Key Takeaways:

  1. Astronomers have identified two exoplanets, Kepler-138 c and Kepler-138 d, as the first true water worlds with oceans estimated to be 500 times deeper than Earth’s.
  2. These planets are slightly larger than Earth but have densities between rocky planets and gas giants.
  3. The planets orbit a red dwarf star called Kepler-138, located 218 light-years away.
  4. Data from the Hubble and Spitzer space telescopes provided crucial evidence for these water worlds.
  5. These planets, while similar in composition to Earth’s oceans, have significantly different conditions, with high temperatures and pressure.

In a revelation that defies conventional understanding of celestial bodies, astronomers announced in December 2022 the identification of two unprecedented exoplanets termed “water worlds.” These exoplanets, Kepler-138 c and Kepler-138 d, are marginally larger than Earth but exhibit densities that fall between rocky planets like ours and the gas giants in our solar system. It is estimated that their global oceans reach depths of at least 1,000 miles, making them over 500 times deeper than Earth’s oceans.

These remarkable worlds orbit a red dwarf star named Kepler-138, situated 218 light-years away in the Lyra constellation. Although scientists had speculated about the existence of such global water worlds, these two planets represent the first concrete evidence of their presence. This breakthrough was made possible through data obtained from the Hubble and retired Spitzer space telescopes.

Lead researcher Caroline Piaulet, from the Trottier Institute for Research on Exoplanets at the University of Montreal, likened these planets to enlarged, warmer versions of the ocean moons in our solar system, such as Europa and Enceladus. These moons are much smaller than planets and possess ice-covered oceans. In contrast, Kepler-138 c and d are characterized by immense water-vapor envelopes.

The peculiar densities of these planets perplexed scientists. While they are slightly larger than Earth, they lack the density expected of rocky planets. Instead, a significant portion of their volume is believed to be composed of water. This discovery challenges the previous classification of such planets as “super-Earths.”

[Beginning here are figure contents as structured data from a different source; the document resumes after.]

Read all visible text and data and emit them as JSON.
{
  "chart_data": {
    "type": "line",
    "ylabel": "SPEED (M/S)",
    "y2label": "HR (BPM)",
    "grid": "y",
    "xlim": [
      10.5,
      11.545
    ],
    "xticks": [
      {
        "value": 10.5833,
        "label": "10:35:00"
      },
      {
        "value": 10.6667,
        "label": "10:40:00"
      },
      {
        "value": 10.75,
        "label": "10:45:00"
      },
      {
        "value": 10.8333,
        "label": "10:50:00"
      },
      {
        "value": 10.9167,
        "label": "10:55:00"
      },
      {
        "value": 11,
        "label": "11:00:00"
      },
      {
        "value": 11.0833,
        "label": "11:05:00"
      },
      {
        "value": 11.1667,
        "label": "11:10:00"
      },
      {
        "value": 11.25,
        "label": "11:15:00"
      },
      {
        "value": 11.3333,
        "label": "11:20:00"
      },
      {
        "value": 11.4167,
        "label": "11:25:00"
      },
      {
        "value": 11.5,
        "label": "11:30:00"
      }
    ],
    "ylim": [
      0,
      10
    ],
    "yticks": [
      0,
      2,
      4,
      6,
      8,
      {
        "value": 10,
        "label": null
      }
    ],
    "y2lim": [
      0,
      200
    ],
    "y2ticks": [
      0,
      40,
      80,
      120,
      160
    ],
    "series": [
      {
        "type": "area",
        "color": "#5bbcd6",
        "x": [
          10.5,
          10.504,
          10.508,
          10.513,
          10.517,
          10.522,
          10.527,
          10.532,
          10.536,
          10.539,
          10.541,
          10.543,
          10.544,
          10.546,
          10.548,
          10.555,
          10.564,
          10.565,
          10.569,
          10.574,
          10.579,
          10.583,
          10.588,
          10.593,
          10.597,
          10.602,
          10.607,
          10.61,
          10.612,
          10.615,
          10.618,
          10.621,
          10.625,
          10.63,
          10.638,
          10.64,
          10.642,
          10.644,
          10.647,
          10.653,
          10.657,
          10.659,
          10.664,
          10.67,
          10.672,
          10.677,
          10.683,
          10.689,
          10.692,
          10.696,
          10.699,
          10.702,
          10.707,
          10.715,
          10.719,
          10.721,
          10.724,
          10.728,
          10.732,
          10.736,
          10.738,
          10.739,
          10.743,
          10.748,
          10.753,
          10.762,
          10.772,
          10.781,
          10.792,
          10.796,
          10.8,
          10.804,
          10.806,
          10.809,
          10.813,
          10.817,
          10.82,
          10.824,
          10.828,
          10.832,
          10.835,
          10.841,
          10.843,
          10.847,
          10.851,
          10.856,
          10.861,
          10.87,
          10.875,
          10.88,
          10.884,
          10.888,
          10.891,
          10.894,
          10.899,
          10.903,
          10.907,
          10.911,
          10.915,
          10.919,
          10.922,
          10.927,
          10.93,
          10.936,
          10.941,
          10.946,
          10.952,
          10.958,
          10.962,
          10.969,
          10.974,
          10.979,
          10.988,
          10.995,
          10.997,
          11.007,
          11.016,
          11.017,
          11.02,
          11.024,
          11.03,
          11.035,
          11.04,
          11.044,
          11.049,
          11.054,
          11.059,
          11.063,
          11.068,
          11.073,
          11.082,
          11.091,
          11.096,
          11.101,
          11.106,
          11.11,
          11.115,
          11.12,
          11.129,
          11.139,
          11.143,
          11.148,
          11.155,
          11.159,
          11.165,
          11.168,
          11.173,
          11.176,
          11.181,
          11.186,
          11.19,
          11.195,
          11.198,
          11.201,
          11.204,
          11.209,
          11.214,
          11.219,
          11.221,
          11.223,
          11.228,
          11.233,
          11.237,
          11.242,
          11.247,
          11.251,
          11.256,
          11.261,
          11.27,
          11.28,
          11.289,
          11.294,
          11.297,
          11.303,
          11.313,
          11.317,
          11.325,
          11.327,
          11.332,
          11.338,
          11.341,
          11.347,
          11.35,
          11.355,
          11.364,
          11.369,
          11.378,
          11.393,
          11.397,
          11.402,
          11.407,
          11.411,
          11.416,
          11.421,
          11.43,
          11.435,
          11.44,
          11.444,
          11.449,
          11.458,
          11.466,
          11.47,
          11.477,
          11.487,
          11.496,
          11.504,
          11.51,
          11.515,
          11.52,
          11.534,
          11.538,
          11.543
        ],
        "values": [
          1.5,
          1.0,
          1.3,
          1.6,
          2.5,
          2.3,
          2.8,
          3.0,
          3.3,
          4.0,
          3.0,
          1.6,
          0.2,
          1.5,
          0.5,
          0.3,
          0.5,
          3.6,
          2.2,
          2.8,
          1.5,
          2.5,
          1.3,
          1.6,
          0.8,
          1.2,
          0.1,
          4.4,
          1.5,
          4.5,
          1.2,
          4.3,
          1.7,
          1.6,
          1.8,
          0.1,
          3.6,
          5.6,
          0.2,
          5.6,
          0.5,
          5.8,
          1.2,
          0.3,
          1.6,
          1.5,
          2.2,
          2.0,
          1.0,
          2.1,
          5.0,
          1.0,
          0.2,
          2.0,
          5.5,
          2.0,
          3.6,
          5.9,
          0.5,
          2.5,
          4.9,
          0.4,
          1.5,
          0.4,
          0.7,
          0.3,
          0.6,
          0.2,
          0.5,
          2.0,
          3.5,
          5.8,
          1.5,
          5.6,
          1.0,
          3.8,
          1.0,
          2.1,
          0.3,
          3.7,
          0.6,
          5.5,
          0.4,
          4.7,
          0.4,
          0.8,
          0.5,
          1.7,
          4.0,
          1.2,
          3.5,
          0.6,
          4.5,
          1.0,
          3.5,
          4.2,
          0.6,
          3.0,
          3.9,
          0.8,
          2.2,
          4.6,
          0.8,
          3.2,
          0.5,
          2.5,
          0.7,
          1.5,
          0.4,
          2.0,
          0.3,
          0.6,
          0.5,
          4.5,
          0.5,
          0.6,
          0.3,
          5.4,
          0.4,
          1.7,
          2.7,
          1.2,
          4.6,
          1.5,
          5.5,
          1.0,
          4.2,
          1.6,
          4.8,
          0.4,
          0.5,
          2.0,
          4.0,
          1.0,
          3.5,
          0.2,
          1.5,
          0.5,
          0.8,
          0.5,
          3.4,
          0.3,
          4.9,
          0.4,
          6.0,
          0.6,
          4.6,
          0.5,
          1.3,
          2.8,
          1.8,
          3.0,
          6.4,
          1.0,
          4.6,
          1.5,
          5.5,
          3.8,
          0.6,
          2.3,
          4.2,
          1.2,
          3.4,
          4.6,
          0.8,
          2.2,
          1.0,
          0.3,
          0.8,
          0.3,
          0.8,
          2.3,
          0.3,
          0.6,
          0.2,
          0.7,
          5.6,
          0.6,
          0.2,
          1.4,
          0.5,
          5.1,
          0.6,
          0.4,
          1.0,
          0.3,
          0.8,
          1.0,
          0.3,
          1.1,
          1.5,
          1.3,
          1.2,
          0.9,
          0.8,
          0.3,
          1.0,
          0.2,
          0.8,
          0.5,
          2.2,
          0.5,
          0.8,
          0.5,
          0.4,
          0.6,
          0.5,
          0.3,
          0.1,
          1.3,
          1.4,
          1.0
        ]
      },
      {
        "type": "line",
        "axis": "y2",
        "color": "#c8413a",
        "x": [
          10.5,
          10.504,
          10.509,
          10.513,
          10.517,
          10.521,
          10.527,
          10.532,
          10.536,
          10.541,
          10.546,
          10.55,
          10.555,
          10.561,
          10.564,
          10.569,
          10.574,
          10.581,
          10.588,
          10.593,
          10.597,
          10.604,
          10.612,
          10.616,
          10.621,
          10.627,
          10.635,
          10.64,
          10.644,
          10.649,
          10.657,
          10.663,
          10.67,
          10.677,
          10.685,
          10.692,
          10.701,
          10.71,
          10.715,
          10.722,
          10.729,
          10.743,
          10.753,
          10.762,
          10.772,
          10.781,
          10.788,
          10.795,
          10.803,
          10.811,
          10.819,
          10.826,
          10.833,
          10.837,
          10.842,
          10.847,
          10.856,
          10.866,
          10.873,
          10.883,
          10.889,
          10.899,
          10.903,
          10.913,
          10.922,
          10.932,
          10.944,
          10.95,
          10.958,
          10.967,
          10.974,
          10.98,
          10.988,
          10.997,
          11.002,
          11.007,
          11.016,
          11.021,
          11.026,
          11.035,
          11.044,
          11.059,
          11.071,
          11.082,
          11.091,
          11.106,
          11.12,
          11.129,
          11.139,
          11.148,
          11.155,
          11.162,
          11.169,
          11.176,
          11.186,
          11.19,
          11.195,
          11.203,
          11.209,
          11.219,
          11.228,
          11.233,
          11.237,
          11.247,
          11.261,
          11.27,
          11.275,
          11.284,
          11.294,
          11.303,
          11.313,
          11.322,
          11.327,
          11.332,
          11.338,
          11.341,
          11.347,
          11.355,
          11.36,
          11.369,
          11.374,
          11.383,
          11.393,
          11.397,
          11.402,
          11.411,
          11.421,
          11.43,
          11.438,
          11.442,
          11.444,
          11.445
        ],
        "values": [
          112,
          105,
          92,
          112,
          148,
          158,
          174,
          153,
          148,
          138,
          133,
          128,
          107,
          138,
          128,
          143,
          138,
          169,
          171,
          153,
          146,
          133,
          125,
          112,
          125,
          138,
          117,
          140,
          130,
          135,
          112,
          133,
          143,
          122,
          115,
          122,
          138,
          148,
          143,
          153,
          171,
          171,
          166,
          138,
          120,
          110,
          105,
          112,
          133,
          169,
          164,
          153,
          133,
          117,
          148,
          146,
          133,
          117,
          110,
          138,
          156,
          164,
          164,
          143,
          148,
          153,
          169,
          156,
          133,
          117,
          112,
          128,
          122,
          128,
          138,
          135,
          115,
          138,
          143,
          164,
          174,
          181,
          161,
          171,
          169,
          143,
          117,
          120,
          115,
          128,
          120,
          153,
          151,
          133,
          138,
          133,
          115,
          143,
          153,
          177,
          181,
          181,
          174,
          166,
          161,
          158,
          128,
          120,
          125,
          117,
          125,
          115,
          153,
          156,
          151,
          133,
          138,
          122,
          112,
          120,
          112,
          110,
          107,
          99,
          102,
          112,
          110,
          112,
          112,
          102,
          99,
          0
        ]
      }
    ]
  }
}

Comparison of the interior structures of Earth and Kepler-138 d. Image via Benoit Gougeon (University of Montreal)/ Hubblesite.

Although these water worlds exhibit oceans akin to Earth’s, they differ significantly. The evidence points to higher temperatures and immense pressure, potentially erasing the clear boundary between ocean and atmosphere. Kepler-138 d’s atmosphere, for instance, is anticipated to consist of steam due to its scorching temperatures.

Despite their intriguing characteristics, Kepler-138 c and d are not located within the habitable zone conducive to conventional forms of liquid water. Their atmospheres are excessively heated, creating steamy conditions with liquid water existing at extreme pressures beneath.

The Kepler-138 system also encompasses two additional planets. Kepler-138 b, similar in size to Mars, is rocky and diminutive. Kepler-138 e, positioned farthest from the star, lies just within the inner edge of the habitable zone. While its size is uncertain, it is projected to surpass Kepler-138 b in mass. Unlike the other three planets, Kepler-138 e’s orbit does not facilitate easy study due to its non-transiting configuration.

This groundbreaking discovery challenges prior assumptions about super-Earths, suggesting that not all of them are rocky. Kepler-138 c and d provide crucial evidence for the existence of water worlds and open the door to further exploration of such unique celestial bodies.